Raymond Argentin

Personal information
- Birth name: René Raymond Argentin
- Born: 15 October 1924 Champagne, Marne, France
- Died: 14 October 2022 (aged 97) Pontault-Combault, Seine-et-Marne, France

Sport
- Sport: Canoe sprint

= Raymond Argentin =

French sprint canoeist (1924–2022)

René Raymond Argentin (15 October 1924 – 14 October 2022) was a French sprint canoeist who competed in the late 1940s. He finished fourth in the C-1 10000 m event at the 1948 Summer Olympics in London. Argentin was a national champion in canoeing in both 1948 and 1949.

==Biography==
René Raymond Argentin was born in Champagne, Marne on 15 October 1924. He started canoeing in 1942, and quickly gained proficiency in the sport. His time on the national canoeing team would last just three years, from 1948 to 1950. However, he got the opportunity to represent France in the C-1 10000 event at the 1948 Summer Olympics in London. After being selected, Argentin would train alone in Marne every day for 10 km (10,000m an hour). At the Games, he finished in fourth place and missed the podium, coming in just over two minutes after Canada's Norm Lane. He finished with a time of 1:06:44.

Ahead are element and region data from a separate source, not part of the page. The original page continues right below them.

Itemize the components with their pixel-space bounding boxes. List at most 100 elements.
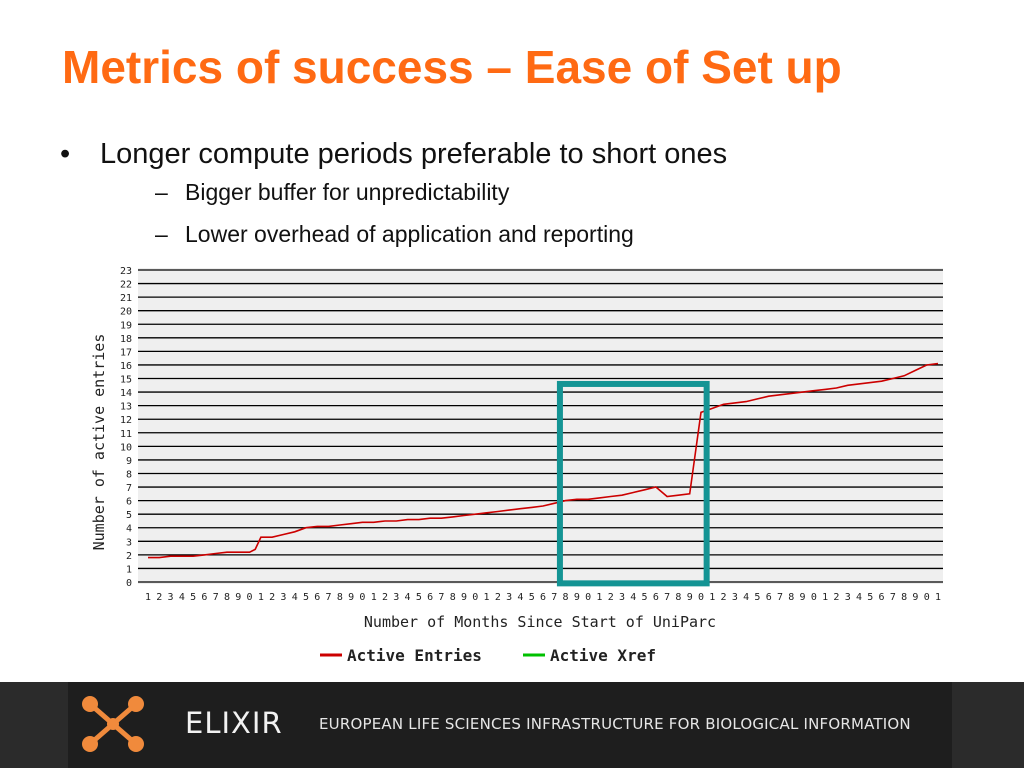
x-tick-label: 7 — [438, 592, 444, 603]
grid-lines — [138, 269, 943, 583]
x-tick-label: 7 — [890, 592, 896, 603]
series-lines — [148, 362, 939, 559]
x-tick-label: 1 — [935, 592, 941, 603]
x-tick-label: 8 — [901, 592, 907, 603]
x-tick-label: 6 — [766, 592, 772, 603]
bullet-item: • Longer compute periods preferable to s… — [60, 136, 727, 248]
y-tick-label: 0 — [126, 578, 132, 589]
x-tick-label: 1 — [371, 592, 377, 603]
bullet-text: Longer compute periods preferable to sho… — [100, 138, 728, 170]
x-tick-label: 8 — [224, 592, 230, 603]
y-tick-label: 10 — [120, 442, 132, 453]
y-tick-label: 3 — [126, 537, 132, 548]
y-tick-label: 9 — [126, 456, 132, 467]
x-tick-label: 4 — [743, 592, 749, 603]
x-tick-label: 1 — [145, 592, 151, 603]
x-tick-label: 0 — [811, 592, 817, 603]
sub-bullet-item: – Lower overhead of application and repo… — [100, 220, 727, 248]
x-tick-label: 7 — [664, 592, 670, 603]
y-tick-label: 18 — [120, 334, 132, 345]
series-line-active-entries — [148, 362, 939, 559]
y-tick-label: 16 — [120, 361, 132, 372]
y-tick-label: 15 — [120, 375, 132, 386]
y-tick-label: 13 — [120, 402, 132, 413]
y-tick-label: 23 — [120, 266, 132, 277]
y-tick-label: 17 — [120, 347, 132, 358]
x-tick-label: 6 — [653, 592, 659, 603]
x-tick-label: 4 — [517, 592, 523, 603]
x-tick-label: 8 — [563, 592, 569, 603]
y-tick-label: 6 — [126, 497, 132, 508]
x-tick-label: 4 — [292, 592, 298, 603]
x-tick-label: 3 — [393, 592, 399, 603]
x-tick-label: 3 — [732, 592, 738, 603]
y-tick-label: 14 — [120, 388, 132, 399]
y-tick-label: 19 — [120, 320, 132, 331]
x-tick-label: 9 — [800, 592, 806, 603]
y-tick-label: 12 — [120, 415, 132, 426]
x-tick-label: 4 — [630, 592, 636, 603]
x-tick-label: 7 — [326, 592, 332, 603]
x-tick-label: 4 — [405, 592, 411, 603]
y-tick-label: 7 — [126, 483, 132, 494]
x-tick-label: 4 — [179, 592, 185, 603]
highlight-box — [556, 380, 710, 587]
x-tick-label: 0 — [359, 592, 365, 603]
y-tick-label: 21 — [120, 293, 132, 304]
x-tick-label: 3 — [845, 592, 851, 603]
x-tick-label: 2 — [382, 592, 388, 603]
sub-bullet-list: – Bigger buffer for unpredictability – L… — [100, 178, 727, 248]
x-tick-label: 3 — [506, 592, 512, 603]
slide-title: Metrics of success – Ease of Set up — [62, 41, 842, 93]
x-tick-label: 2 — [269, 592, 275, 603]
x-axis-label: Number of Months Since Start of UniParc — [364, 613, 716, 631]
x-tick-label: 6 — [314, 592, 320, 603]
y-tick-label: 2 — [126, 551, 132, 562]
x-tick-label: 6 — [879, 592, 885, 603]
x-tick-label: 9 — [574, 592, 580, 603]
sub-bullet-mark: – — [155, 221, 168, 247]
x-tick-label: 5 — [754, 592, 760, 603]
x-tick-label: 5 — [642, 592, 648, 603]
x-tick-label: 8 — [450, 592, 456, 603]
x-tick-label: 9 — [348, 592, 354, 603]
x-tick-label: 1 — [596, 592, 602, 603]
bullet-mark: • — [60, 138, 71, 170]
plot-area — [138, 268, 943, 584]
x-tick-label: 5 — [416, 592, 422, 603]
sub-bullet-text: Bigger buffer for unpredictability — [185, 179, 510, 205]
y-tick-label: 5 — [126, 510, 132, 521]
legend: Active Entries Active Xref — [320, 646, 656, 665]
x-tick-label: 3 — [280, 592, 286, 603]
x-tick-label: 1 — [258, 592, 264, 603]
x-tick-label: 0 — [472, 592, 478, 603]
x-tick-label: 1 — [484, 592, 490, 603]
footer-panel: ELIXIR EUROPEAN LIFE SCIENCES INFRASTRUC… — [68, 682, 952, 768]
y-axis-label: Number of active entries — [90, 334, 108, 551]
x-tick-label: 8 — [675, 592, 681, 603]
x-tick-label: 0 — [247, 592, 253, 603]
x-tick-label: 6 — [540, 592, 546, 603]
x-tick-label: 8 — [337, 592, 343, 603]
x-tick-label: 9 — [687, 592, 693, 603]
x-tick-label: 3 — [619, 592, 625, 603]
x-tick-label: 1 — [822, 592, 828, 603]
x-tick-label: 0 — [698, 592, 704, 603]
bullet-list: • Longer compute periods preferable to s… — [60, 136, 727, 262]
y-tick-label: 22 — [120, 280, 132, 291]
legend-label-active-entries: Active Entries — [347, 646, 482, 665]
x-tick-label: 5 — [867, 592, 873, 603]
x-tick-label: 9 — [235, 592, 241, 603]
y-tick-label: 1 — [126, 564, 132, 575]
footer-bar: ELIXIR EUROPEAN LIFE SCIENCES INFRASTRUC… — [0, 682, 1024, 768]
x-tick-label: 9 — [461, 592, 467, 603]
y-tick-label: 4 — [126, 524, 132, 535]
x-tick-label: 3 — [168, 592, 174, 603]
x-tick-label: 2 — [156, 592, 162, 603]
x-tick-label: 0 — [585, 592, 591, 603]
brand-name: ELIXIR — [185, 706, 283, 740]
x-tick-label: 5 — [303, 592, 309, 603]
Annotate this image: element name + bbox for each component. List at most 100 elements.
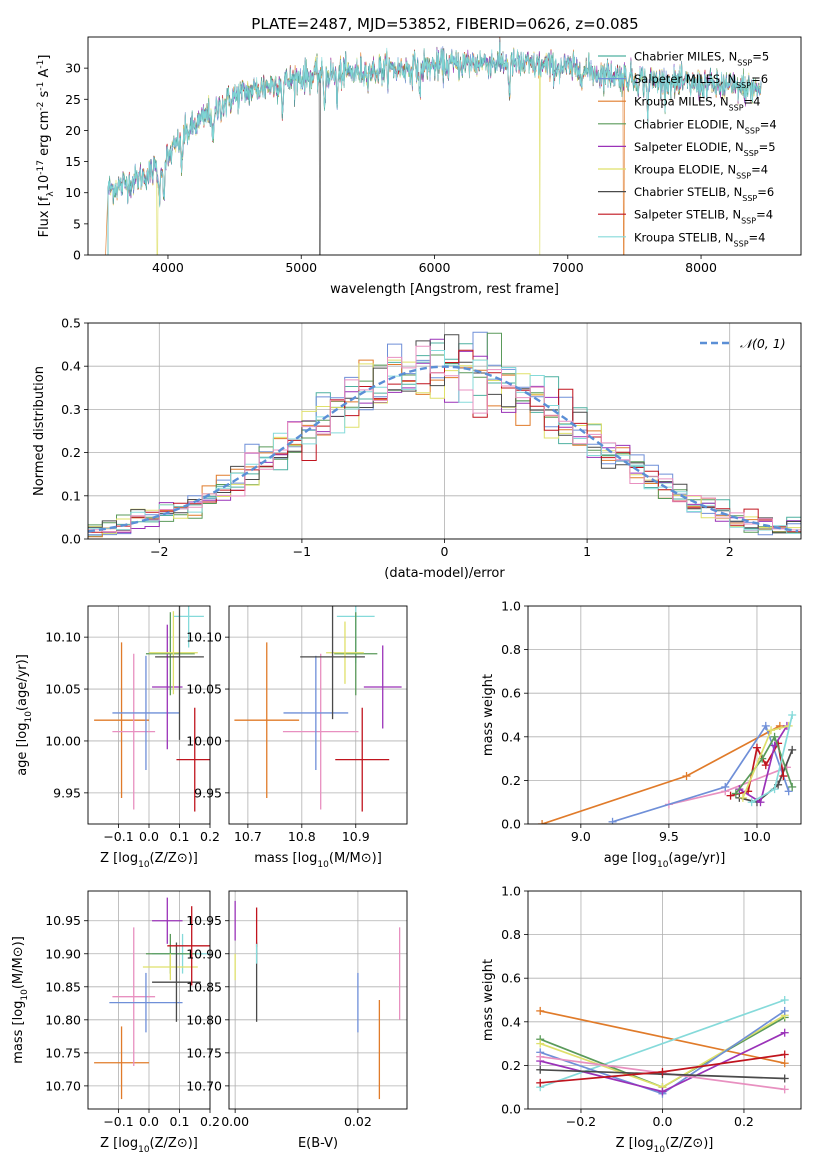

Argentin was also selected to compete, alongside his friend Robert Boutigny, at the 1950 World Championships, but did not attend, stating that he had been sacked following his return from the 1948 Olympics missing work due to sport, and had been rehired on the condition that he did not do it again. Argentin was the national C-1 1000 champion in 1948, as well as the C-1 1000 and 10000 champion in 1949.

As of 2010, Argentin was still actively canoeing at the age of 86. In June 2017, Argentin stated his belief that Olympic champion František Čapek should have been disqualified at the 1948 Games for using a non-approved boat. In January 2020, Argentin was noted as being the oldest surviving member of the Association of French Canoe-Kayak Internationals (AIFCK). He died in Pontault-Combault, Seine-et-Marne on 14 October 2022, one day before his 98th birthday.